Kotla Vijay Bhaskar Reddy Indoor Stadium
- Interactive map of Kotla Vijay Bhaskar Reddy Indoor Stadium
- Full name: Kotla Vijay Bhaskar Reddy Indoor Stadium
- Location: Hyderabad, Telangana, India
- Owner: Sports Authority of Telangana State
- Operator: Sports Authority of Telangana State
- Surface: Grass

Construction
- Built: 2003
- Opened: 2003

= Kotla Vijay Bhaskar Reddy Indoor Stadium =

Indoor arena in Hyderabad, India

Kotla Vijay Bhaskar Reddy Indoor Stadium is an indoor sporting arena located in Yousufguda, Hyderabad in the Indian state of Telangana. Kotla Vijaya Bhaskara Reddy (16 August 1920 – 27 September 2001) served as the chief minister of the Indian state of United Andhra Pradesh in 1983 and then from 1992 to 1994. The stadium is named after him.

It was inaugurated by N. Chandrababu Naidu, then chief minister in 2003 and the capacity of the arena is 2,000 people. It hosted some events for the Afro-Asian Games in 2003.

This stadium is maintained by the Sports Authority of Telangana State (SATS), the state government department that looks after sports affairs.

== History ==
In November 2007 the stadium opened Hyderabad's biggest roller skating rink, a 100-metre flat track. This rink was built by SATS for skaters trained by Abbas Iqbal Lasania, Andhra Pradesh's first National Roller Skating (Speed) Champion and an International Coach whose students have been representing India at International Skating Competitions, in both roller and ice skating.

The rink was made possible by Lasania's students' parents, Savita Reddy, whose daughter Shraddha Reddy went on to become an Asian Roller Skating Championship medalist in 2010.

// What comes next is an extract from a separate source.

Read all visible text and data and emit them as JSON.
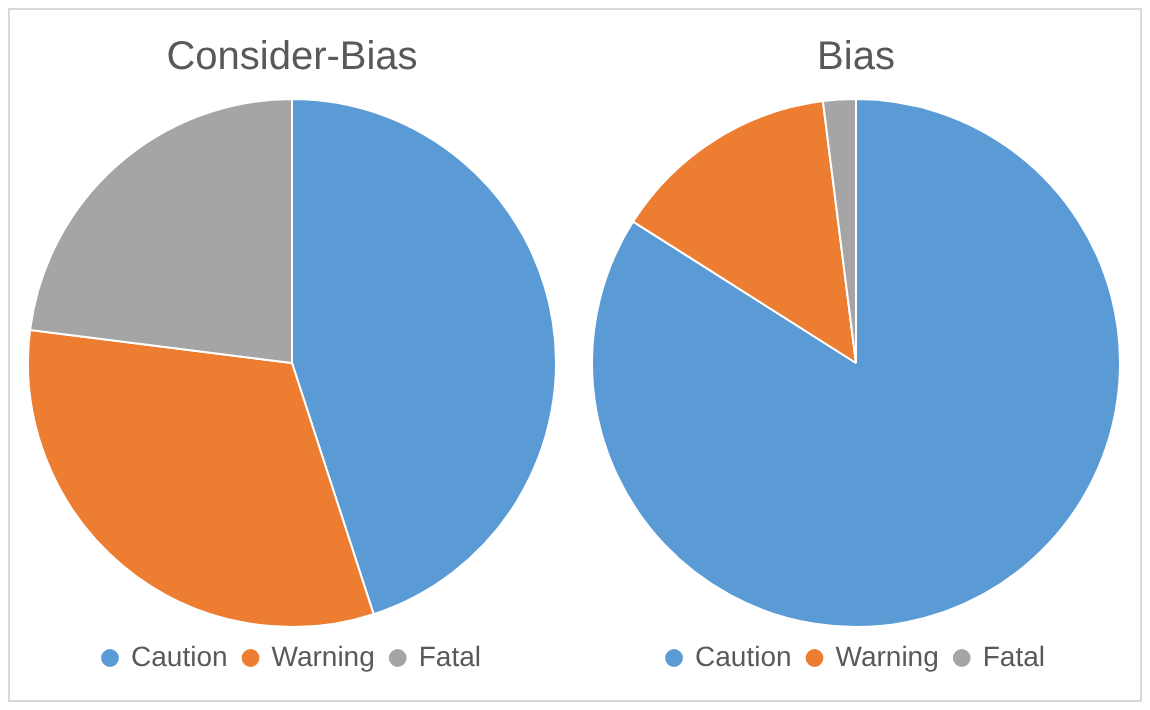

Children can come to learn badminton and roller skating in the stadium. Lasania trained hundreds of kids, many of whom represented United Andhra and eventually Telangana at the National Championships.

== Sports, Rallies and Events ==
The stadium is used for giving coaching to multiple sports including Badminton, Basketball, Gymnastics, Martial arts training, skating and Boxing.

Evening and morning coaching are given for these sports and can be enrolled for nominal fee.

It was used for Loksabha election counting place in 2019.

All India Chess Tournament was held in Hyderabad at Kotla Vijaya Bhaskar Reddy Stadium from Jan 14 to 21, 2022 and also in Jan2023.

Also multiple events has been organised in the stadium. Telugu Film Industry Employees Federation has organised the largest May Day celebrations in the Hyderabad at Kotla Vijaya Bhaskar Reddy stadium on May 1, 2022.